According to a meta-analysis of 345 studies, loneliness levels have linearly increased between 1976 and 2019, suggesting loneliness may be of rising concern in emerging adulthood. This research was published in Psychological Bulletin.
Loneliness arises when people experience a mismatch between their desired and actual social relationships. Numerous studies have reported that between the ages 18 and 29, otherwise known as emerging adulthood, loneliness reaches a peak. During this phase of life, establishing secure identities, forming intimate relationships and friendships are important goals. Thus, young adults may experience loneliness if their desired relationship goals do not match their reality.
Loneliness can have various negative consequences, including poor mental health (e.g., depression) and maladaptive coping behaviours (e.g., smoking, socially withdrawing). Lonely emerging adults report feeling less confident about their employment prospects and are more likely to be unemployed compared to their non-lonely peers. It appears that loneliness can have serious implications for both health and well-being.
However, empirical results are inconclusive on whether or not there is a loneliness epidemic. While some studies have reported an increase in loneliness in more recent years, others have observed decreases. To resolve the inconsistency in this literature, Susanne Buecker and colleagues conducted a meta-analysis using hundreds of samples over the last 43 years to investigate whether loneliness levels among emerging adults have indeed changed over time.
A total of 449 means from 345 studies were included in this meta-analysis; the final dataset included 437 independent samples from 124,855 participants between ages 18-29. The samples included both college and nonstudent participants from all around the world. Further, included studies were conducted between the years 1976 (the earliest available study) to 2019 (the most recent).
In all included studies, loneliness was measured using the UCLA Loneliness Scale, which is the most frequently used measure of loneliness among emerging adults. It involves questions that measure general perception of social isolation, as well dissatisfaction with one’s social life (e.g., “I have nobody to talk to”, “People are around me but not with me”). Given there have been revisions of this scale as well as development of shortened versions since it was first introduced in the 1970s, the researchers included all versions of this scale in the meta-analysis. This was done in order to address potential variations in the psychometric properties of different versions.

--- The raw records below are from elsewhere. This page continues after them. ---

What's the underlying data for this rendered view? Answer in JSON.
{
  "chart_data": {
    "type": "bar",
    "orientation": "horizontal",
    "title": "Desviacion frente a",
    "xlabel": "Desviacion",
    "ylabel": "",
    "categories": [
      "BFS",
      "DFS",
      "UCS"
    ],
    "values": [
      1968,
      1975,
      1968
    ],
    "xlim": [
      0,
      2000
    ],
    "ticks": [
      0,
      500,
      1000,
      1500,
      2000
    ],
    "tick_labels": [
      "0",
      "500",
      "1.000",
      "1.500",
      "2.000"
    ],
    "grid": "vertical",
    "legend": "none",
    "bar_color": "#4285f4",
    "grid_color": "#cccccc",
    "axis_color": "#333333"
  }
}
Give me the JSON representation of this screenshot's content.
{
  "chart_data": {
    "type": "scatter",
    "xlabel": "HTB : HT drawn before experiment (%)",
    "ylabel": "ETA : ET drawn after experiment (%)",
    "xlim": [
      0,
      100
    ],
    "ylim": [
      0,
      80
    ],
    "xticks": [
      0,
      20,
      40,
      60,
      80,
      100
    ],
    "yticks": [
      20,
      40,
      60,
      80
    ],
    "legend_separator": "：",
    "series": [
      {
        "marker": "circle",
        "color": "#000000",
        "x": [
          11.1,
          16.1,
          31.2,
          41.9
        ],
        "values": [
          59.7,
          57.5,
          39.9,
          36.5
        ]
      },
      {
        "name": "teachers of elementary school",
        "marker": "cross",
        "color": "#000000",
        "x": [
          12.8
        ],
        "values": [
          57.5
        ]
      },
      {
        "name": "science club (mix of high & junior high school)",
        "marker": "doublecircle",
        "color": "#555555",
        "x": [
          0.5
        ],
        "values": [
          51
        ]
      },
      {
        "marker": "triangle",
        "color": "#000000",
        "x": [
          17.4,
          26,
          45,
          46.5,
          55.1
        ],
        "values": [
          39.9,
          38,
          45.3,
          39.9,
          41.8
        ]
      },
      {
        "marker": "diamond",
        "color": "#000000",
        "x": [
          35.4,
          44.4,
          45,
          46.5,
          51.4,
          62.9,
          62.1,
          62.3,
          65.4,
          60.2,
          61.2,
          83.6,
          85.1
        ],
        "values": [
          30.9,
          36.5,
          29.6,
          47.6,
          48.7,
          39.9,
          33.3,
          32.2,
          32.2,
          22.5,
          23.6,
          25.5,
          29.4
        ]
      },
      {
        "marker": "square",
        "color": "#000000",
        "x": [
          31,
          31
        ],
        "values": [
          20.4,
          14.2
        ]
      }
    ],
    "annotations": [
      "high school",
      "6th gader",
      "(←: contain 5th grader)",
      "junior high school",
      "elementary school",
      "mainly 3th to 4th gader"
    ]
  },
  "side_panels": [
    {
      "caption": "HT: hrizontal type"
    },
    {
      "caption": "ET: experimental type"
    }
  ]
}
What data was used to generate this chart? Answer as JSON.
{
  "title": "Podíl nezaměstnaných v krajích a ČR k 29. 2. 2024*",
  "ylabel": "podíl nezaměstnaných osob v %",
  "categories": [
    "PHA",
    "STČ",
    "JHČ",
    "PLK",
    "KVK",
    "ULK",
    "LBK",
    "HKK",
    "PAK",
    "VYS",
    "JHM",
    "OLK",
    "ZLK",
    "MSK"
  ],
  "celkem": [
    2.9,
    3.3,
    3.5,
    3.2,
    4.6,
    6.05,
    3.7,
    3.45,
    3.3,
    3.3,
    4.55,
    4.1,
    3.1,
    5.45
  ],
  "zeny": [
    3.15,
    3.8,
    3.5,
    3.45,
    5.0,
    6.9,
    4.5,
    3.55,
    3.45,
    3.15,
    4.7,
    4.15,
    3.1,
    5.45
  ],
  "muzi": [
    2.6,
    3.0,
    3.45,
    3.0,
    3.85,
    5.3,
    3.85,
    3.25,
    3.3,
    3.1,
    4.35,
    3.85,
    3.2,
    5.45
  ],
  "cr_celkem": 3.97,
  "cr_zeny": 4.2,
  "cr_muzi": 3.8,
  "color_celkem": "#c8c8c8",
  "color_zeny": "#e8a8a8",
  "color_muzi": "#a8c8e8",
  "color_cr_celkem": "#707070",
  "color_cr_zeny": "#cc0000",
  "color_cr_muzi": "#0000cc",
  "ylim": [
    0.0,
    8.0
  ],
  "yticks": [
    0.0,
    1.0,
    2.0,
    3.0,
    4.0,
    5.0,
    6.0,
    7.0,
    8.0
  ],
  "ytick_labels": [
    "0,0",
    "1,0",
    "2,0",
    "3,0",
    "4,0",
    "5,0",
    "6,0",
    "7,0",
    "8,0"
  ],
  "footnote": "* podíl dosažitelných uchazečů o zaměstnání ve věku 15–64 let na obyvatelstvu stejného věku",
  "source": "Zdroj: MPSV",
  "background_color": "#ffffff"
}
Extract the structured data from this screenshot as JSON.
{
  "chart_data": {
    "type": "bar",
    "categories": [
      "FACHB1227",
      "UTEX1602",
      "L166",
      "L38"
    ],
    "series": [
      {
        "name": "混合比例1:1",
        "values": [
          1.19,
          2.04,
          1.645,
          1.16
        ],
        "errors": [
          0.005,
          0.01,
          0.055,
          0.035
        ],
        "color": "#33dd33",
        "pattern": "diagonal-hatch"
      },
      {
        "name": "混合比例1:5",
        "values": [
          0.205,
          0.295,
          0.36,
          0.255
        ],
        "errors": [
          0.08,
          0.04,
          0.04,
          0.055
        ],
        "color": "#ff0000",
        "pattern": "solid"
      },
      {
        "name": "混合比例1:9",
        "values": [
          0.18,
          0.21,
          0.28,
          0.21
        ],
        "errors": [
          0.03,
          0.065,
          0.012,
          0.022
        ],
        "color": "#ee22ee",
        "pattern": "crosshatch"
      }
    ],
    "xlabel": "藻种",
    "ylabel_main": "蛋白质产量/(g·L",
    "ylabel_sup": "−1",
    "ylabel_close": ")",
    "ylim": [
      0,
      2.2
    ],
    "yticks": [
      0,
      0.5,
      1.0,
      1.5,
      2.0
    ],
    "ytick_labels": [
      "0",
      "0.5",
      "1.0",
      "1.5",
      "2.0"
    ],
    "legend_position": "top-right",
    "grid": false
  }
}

The researchers identified an increase in loneliness over historical time (i.e., 1976-2019) among emerging adults. Given some academics have argued that loneliness could have increased with the development of smartphones and internet access, which “gained market saturation around 2012,” they conducted further analyses using studies that collected data after 2012. They observed no increase in loneliness for studies that collected data after 2012, suggesting that although there has been an overall increase in loneliness since 1976, loneliness levels have remained relatively stable in the last decade.
Change in loneliness over time in Asian and European samples did not differ from that of American samples. Further, there were no differences in change in loneliness between student and nonstudent samples. With an increasing proportion of women in samples, the increase in loneliness over time became slightly stronger. The authors also concluded “publication bias does not seem to be a major concern in the present cross-temporal meta-analysis.”
The researchers note that the observed trend could be explained by cohort and period effects. Cohort effects, sometimes referred to as “generation effects” are variations in the characteristics of the cohorts being studied. Period effects refer to variations among participants based on changes in a given period which affect all age groups and cohorts uniformly. In this meta-analysis, cohort and period effects were not separated, and thus, it is unknown whether this trend describes changes in all people across age or changes specific to cohorts of emerging adults.
Another limitation is that the current finding is descriptive and does not speak to all relevant mechanisms that may explain the observed trend of increasing loneliness (e.g., increasing mobility throughout daily life). The authors write, “further research on factors contributing to and maintaining loneliness is needed.”
The meta-analysis, “Is Loneliness in Emerging Adults Increasing Over Time? A Preregistered Cross-Temporal Meta-Analysis and Systematic Review”, was authored by Susanne Buecker, Marcus Mund, Sandy Chwastek, Melina Sostmann, and Maike Luhmann.